Unusually narrow or entirely missing tree rings formed in 1601 in trees close to Khövsgöl Nuur lake, and tree ring records show decreased temperatures in Taiwan. Severe droughts recorded over the Tibetan Plateau in 1602 may have been caused by the Huaynaputina eruption. The eruption would have decreased the atmospheric water content and thus the strength of the monsoonal moisture transport towards the plateau. Likewise, droughts recorded in cave deposits of southern Thailand have been related to the Huaynaputina eruption and may reflect a typical response of tropical rainfall to volcanic events.

In Japan, Lake Suwa froze up considerably earlier than normal in 1601, and flooding and continuous rains were accompanied by harvest failures. Korea in 1601 saw an unusually cold spring and summer, followed by a humid and hot mid-summer. Epidemics ensued, although the epidemics in East Asia erupted under different weather conditions and linking them to the Huaynaputina eruption may not be straightforward. On the other hand, temperatures were not unusually cold in Nepal.

==Hazards and volcanological research==

About 30,000 people live in the immediate area of Huaynaputina today, and over 69,000 and 1,000,000 live in the nearby cities of Moquegua and Arequipa, respectively. The towns of Calacoa, Omate, Puquina and Quinistaquillas and others would be threatened in case of renewed eruptions. A repeat of the 1600 eruption would likely cause a considerably greater death toll owing to population growth since 1600, as well as causing substantial socioeconomic disruption in the Andes. Evacuation of the area directly around the volcano would be difficult owing to the poor state of the roads, and the tephra fallout would impact much of Peru's economy. The 1600 eruption is often used as a worst-case scenario model for eruptions at Peruvian volcanoes. Huaynaputina is classified as a "high-risk volcano". In 2017, the Peruvian Geophysical Institute announced that Huaynaputina would be monitored by the future Southern Volcanological Observatory, and in 2019 seismic monitoring of the volcano began. As of 2021, there are three seismometers and one device measuring volcano deformation on Huaynaputina.

During the wet season, mudflows often descend from Huaynaputina. In 2010, earthquake activity and noises from the volcano alerted the local population and led to a volcanological investigation.
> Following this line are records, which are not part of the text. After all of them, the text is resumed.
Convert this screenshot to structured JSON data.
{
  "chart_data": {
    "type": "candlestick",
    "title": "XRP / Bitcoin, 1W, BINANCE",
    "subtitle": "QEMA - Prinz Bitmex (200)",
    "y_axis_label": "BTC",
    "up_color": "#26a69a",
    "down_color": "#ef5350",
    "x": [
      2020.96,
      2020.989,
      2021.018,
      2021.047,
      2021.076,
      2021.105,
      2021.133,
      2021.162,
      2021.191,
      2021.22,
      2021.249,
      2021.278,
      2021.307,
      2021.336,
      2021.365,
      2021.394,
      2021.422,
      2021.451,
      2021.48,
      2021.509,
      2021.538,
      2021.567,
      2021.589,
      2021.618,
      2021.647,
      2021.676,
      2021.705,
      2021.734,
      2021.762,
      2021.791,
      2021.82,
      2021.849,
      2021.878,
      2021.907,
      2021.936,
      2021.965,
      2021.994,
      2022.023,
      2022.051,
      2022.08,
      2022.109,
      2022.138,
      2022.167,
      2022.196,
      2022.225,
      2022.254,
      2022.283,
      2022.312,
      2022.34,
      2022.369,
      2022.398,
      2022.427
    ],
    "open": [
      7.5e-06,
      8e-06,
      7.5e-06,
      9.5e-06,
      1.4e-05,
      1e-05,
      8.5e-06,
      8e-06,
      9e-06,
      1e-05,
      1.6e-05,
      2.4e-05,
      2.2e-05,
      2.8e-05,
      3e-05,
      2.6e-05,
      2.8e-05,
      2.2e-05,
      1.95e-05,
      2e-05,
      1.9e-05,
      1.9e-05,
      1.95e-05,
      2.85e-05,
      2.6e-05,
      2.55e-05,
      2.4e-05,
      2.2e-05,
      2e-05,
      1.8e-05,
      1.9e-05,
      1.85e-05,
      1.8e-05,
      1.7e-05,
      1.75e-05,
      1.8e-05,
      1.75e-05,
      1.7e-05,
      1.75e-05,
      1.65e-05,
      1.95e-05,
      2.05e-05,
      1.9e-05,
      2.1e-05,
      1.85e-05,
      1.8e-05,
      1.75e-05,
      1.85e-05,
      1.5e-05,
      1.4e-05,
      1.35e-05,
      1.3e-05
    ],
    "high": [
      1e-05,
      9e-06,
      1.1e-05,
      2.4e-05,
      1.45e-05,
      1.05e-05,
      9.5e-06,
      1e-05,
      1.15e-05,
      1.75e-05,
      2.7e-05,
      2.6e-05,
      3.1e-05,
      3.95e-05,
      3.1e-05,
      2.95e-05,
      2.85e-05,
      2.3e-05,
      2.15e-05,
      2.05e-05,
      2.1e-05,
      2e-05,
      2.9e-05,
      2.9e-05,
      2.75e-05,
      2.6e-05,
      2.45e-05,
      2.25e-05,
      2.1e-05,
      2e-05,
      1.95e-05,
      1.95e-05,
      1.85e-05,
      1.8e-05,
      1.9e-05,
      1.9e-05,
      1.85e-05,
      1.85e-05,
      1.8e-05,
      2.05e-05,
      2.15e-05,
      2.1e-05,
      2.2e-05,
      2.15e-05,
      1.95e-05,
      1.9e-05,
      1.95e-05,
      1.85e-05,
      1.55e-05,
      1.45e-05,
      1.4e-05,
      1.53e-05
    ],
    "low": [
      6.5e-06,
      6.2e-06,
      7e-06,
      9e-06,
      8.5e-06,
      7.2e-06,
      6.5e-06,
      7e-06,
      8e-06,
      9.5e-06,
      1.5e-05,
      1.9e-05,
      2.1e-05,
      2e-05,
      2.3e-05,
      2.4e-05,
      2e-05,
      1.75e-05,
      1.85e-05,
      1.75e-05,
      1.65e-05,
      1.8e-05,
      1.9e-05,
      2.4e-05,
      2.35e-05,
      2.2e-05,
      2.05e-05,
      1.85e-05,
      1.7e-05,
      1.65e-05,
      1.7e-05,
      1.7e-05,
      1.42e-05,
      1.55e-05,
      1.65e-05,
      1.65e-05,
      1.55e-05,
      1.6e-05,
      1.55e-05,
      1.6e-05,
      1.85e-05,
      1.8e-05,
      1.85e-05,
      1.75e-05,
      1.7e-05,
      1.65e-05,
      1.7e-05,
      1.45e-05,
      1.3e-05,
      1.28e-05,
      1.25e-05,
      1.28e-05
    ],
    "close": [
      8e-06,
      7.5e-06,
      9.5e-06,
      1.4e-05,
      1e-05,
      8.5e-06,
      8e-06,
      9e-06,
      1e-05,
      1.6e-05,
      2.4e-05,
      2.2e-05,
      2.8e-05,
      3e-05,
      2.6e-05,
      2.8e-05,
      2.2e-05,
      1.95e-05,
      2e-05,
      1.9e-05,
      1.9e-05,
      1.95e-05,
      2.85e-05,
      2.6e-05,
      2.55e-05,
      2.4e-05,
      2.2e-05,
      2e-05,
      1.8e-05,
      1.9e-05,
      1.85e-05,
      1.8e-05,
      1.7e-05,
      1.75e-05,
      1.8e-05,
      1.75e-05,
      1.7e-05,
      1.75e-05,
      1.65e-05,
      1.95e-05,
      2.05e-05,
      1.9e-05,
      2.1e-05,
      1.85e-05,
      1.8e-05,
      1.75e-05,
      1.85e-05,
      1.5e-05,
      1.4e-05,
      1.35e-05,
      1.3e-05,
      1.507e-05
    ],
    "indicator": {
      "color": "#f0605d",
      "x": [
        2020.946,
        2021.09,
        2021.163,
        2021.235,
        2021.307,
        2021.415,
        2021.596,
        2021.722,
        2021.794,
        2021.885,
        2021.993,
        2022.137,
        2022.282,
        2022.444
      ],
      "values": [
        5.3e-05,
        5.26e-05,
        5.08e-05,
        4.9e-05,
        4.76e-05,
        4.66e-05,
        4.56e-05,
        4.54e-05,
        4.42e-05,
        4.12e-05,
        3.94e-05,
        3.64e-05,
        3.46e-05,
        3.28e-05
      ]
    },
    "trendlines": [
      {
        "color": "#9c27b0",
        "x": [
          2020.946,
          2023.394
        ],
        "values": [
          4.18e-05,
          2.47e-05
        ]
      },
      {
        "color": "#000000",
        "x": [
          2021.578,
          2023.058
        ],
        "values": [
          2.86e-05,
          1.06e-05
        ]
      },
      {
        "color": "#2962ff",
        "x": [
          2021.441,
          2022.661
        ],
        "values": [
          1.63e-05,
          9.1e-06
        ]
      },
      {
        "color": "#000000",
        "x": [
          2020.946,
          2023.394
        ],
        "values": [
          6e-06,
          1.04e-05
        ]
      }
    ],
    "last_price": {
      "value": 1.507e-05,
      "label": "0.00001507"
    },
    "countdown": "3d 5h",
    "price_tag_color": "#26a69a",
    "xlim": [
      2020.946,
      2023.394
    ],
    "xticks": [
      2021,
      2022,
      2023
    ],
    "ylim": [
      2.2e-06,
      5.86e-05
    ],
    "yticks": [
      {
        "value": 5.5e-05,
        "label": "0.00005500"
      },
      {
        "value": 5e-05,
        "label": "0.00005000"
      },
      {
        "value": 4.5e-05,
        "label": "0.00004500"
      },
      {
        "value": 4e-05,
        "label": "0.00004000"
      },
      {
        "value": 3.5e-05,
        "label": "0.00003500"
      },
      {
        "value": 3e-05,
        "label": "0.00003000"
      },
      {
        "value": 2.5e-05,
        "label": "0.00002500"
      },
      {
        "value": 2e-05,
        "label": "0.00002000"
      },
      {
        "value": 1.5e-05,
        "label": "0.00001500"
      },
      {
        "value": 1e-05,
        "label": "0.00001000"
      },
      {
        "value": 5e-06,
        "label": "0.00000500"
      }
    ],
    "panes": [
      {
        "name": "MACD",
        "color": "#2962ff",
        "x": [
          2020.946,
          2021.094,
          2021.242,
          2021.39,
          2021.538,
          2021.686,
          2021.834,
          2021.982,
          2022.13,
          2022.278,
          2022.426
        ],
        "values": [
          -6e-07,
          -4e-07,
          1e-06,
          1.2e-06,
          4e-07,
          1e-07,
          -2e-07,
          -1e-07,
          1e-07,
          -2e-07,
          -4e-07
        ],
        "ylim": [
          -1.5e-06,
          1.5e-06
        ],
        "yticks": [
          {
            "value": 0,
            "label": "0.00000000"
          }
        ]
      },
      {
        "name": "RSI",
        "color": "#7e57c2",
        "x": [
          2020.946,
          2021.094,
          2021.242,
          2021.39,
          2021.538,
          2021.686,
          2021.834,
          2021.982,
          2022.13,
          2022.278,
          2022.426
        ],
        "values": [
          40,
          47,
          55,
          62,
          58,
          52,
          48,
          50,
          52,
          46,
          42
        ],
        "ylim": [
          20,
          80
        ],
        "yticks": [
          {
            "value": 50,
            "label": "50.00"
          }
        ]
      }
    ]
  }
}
As part of this investigation, seismic activity was recorded around the amphitheatre; there were no earthquakes within it and appeared to be associated mainly with the faults and lineaments in the region. The researchers recommended more extensive seismometer coverage of the area and regular sampling of fumaroles, as well as reconnaissance with georadar and of the electrical potential of the volcano.

==Climate and vegetation==

Between 4000–5000 m in elevation average temperatures are about 6 C with cold nights, while at Omate, mean temperatures reach 15 C with little seasonal variation. Precipitation averages 154.8 mm/year, falling mainly during a summer wet season between December and March. This results in an arid climate, where little erosion occurs and volcanic products are well preserved. Vegetation in the area of Huaynaputina is scarce; (Note: A groundsel, Senecio huaynaputinaensis, was discovered on Huaynaputina's deposits and named after the volcano.) only during the wet season do plants grow on the pumice deposits from the 1600 eruption. Cacti can be found on rocky outcrops and valley bottoms.